The FBI has a long, ignoble tradition of monitoring and harassing America's top intellectuals. While people ranging from Albert Einstein, William Carlos Williams to Martin Luther King have been subjected to FBI surveillance, there remains an under-accounting of the ways in which this monitoring at times hampered the reception of their work.In response to my request under the Freedom of Information Act, filed on behalf of CounterPunch, the FBI recently released 147 of Said's 238-page FBI file. There are some unusual gaps in the released records, and it is possible that the FBI still holds far more files on Professor Said than they acknowledge. Some of these gaps may exist because new Patriot Act and National Security exemptions allow the FBI to deny the existence of records; however, the released file provides enough information to examine the FBI's interest in Edward Said who mixed artistic appreciations, social theory, and political activism in powerful and unique ways.
Most of Said's file documents FBI surveillance campaigns of his legal, public work with American-based Palestinian political or pro-Arab organizations, while other portions of the file document the FBI's ongoing investigations of Said as it monitored his contacts with other Palestinian-Americans.
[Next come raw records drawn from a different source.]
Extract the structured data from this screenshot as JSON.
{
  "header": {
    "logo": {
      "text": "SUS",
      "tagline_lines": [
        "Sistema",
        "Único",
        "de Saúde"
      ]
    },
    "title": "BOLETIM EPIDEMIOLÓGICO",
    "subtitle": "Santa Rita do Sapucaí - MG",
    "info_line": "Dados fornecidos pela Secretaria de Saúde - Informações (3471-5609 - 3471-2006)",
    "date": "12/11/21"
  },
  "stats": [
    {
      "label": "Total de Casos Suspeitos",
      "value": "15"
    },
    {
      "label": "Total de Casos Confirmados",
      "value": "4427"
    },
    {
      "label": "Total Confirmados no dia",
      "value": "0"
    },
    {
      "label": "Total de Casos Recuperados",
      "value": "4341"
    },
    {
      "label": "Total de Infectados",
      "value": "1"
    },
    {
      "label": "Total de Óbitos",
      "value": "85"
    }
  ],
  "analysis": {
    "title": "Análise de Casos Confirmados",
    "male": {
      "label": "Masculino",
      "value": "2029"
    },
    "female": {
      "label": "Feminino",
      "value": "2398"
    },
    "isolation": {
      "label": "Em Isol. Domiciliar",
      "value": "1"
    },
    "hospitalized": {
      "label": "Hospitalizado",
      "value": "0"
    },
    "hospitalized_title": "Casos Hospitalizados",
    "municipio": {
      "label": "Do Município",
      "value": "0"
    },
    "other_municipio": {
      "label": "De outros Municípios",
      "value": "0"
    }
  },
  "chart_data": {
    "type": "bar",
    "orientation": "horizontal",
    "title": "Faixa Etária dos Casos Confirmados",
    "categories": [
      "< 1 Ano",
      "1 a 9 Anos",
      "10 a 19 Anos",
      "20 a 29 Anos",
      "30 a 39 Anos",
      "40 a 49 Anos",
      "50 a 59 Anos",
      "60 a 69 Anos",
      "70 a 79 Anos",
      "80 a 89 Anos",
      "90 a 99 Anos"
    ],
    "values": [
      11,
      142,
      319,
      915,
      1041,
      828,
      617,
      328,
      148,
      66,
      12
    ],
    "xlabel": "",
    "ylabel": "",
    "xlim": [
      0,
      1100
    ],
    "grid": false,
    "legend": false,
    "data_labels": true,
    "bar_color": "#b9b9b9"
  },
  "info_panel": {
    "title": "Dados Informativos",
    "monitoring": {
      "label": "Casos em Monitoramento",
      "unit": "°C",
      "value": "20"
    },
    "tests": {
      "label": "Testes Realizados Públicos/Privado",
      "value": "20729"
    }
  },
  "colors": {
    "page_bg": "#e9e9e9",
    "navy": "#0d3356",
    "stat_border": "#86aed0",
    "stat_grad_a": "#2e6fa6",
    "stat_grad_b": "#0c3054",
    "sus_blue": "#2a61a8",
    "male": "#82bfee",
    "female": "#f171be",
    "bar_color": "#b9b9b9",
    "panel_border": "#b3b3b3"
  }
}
That the FBI should monitor the legal political activities and intellectual forays of such a man elucidates not only the FBI's role in suppressing democratic solutions to the Israeli and Palestinian problems, it also demonstrates a continuity with the FBI's historical efforts to monitor and harass American peace activists.
Edward Said's wife, Mariam, says she is not surprised to learn of the FBI's surveillance of her husband, saying, "We always knew that any political activity concerning the Palestinian issue is monitored and when talking on the phone we would say 'let the tappers hear this'. We believed that our phones were tapped for a long time, but it never bothered us because we knew we were hiding nothing."